I’ve said in print before that I want to find a human body, so if I do at this point I’m going to be the number one suspect. I spent ten days at a medical examiner’s office in Phoenix and every kind of dead person came through there and it was GRUESOME. If you never saw a thing like that and you saw a torso, God, that would just fuck you up for life.
When you were at the medical examiner’s office, did you get used to it?
I never got used to it. You usually don’t smell people’s insides. Your insides have a particular smell that we’re all protected from. I don’t know that it’s an awful smell, it’s just a new smell. Well, I’m going to say it’s awful. It’s just kind of a sour smell that tells you to run, to get as far away from it as possible. And that’s like if you die and in two days they do an autopsy, not if you’ve been lying on the floor for a week. People came in disinterred, just every horrible thing. People were shot, who were hit by cars.

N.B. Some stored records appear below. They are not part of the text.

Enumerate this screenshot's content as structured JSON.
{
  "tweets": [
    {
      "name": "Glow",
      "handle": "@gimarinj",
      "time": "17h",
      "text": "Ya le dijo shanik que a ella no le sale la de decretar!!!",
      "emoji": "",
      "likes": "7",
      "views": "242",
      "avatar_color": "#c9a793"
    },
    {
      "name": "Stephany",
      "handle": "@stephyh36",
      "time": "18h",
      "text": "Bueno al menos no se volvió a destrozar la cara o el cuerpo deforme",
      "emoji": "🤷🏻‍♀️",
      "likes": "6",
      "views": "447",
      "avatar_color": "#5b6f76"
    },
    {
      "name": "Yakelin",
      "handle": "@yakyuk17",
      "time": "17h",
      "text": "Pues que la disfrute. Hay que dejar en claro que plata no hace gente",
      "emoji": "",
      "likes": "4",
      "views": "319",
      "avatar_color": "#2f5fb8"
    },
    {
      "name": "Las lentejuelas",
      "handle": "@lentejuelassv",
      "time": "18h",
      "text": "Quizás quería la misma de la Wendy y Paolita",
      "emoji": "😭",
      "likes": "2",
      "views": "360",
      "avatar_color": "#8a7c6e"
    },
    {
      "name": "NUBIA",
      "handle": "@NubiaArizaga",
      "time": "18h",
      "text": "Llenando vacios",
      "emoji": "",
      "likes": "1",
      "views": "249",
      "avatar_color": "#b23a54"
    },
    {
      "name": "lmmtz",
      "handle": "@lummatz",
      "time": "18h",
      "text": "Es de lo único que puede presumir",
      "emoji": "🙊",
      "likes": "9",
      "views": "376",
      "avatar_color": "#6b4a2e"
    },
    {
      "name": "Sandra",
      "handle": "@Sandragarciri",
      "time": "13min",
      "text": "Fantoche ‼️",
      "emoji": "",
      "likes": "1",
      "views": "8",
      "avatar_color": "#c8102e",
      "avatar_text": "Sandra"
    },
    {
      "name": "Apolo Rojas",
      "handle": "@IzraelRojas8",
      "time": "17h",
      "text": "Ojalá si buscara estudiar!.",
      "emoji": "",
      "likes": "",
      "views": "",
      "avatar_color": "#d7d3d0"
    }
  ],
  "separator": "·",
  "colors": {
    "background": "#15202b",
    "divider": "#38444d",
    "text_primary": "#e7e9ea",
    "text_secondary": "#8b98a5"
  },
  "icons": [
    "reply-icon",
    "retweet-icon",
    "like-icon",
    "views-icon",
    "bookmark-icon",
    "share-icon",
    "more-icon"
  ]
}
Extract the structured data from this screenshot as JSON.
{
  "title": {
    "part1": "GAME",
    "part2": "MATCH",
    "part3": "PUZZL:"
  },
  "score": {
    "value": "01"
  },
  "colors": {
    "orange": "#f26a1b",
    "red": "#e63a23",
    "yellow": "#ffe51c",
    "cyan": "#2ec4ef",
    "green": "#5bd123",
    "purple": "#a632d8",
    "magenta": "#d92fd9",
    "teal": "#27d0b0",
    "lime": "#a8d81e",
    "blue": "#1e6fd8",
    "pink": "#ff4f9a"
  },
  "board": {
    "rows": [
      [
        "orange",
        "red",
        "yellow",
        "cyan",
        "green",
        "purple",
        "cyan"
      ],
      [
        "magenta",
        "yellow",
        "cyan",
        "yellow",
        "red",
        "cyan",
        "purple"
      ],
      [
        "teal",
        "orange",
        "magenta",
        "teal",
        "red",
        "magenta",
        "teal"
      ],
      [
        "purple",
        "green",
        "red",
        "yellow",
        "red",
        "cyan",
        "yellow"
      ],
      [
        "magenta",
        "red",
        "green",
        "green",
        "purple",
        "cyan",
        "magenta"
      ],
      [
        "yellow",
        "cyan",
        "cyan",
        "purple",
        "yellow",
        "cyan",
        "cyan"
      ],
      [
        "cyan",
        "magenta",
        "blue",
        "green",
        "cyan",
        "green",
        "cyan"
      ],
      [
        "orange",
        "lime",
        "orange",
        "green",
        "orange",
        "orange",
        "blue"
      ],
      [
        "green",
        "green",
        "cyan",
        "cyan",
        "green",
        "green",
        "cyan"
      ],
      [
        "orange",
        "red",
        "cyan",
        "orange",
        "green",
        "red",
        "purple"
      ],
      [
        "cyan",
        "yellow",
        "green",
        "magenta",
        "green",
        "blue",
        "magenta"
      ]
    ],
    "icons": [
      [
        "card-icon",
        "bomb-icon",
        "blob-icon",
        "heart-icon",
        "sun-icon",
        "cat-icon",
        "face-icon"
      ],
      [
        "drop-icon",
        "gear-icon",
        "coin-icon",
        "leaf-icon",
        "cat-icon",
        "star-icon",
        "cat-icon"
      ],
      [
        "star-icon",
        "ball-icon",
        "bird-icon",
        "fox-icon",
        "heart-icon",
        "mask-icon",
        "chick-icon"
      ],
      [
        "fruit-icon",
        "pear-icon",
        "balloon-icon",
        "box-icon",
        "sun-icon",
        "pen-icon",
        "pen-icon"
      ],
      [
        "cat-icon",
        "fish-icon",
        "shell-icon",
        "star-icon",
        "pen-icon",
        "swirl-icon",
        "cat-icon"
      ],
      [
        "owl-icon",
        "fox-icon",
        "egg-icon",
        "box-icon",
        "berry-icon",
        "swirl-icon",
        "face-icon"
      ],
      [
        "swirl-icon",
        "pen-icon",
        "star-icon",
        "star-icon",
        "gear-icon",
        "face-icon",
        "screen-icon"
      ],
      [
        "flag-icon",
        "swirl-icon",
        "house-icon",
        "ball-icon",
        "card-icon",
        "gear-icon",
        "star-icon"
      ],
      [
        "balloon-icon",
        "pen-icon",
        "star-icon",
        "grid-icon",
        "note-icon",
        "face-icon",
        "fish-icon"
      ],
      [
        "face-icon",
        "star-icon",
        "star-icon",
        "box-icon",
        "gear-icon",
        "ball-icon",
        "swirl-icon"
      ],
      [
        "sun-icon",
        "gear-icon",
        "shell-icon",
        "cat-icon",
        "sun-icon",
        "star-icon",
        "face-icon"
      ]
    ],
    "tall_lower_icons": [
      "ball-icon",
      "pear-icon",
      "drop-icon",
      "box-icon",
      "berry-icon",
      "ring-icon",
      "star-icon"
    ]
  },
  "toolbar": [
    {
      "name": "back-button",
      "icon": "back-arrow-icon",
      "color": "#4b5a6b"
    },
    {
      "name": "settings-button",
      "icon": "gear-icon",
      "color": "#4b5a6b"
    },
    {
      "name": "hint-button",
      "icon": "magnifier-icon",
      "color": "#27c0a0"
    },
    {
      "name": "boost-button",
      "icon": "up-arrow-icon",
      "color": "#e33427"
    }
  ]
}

I thought that if you committed suicide, if you put a gun to your head, you’d have a little ladylike hole there, but if it’s a rifle your head’s just gone. It was chilling.
And for a while, there was a sheriff … making people convicted of drunk driving witness autopsies. And they had to stop because they didn’t have enough funds to clean up all the vomit. It’s not a bad punishment.
What inspired you to go to the medical examiner’s office?
Esquire hired me and said I could write about whatever I wanted to, and I’d always wanted to write about dead people but I knew I couldn’t get in on my own. So they called and got me in. And the article was a complete flop because I’m not a journalist. I think the worst thing for somebody in your position would be to write about somebody who’s never been written about before. Because they’re going to be all excited about it and tell all their friends about it. And I thought, well, I have to make them look good because they’re really looking forward to this.
It was a flop for that reason. And I always tell people, “Whatever you write here, rest assured, I am never going to read it.” Isn’t that such a relief? Don’t you breathe a sigh of relief when somebody tells you that?
For sure. That’s one of my great terrors. There’s one particular LGBTQ+ organization that I know I’ll hear from at length whenever I write about them.
What happened to gay people? We used to be so funny.
David Sedaris will be at Arlene Schnitzer Concert Hall on Tuesday, November 22.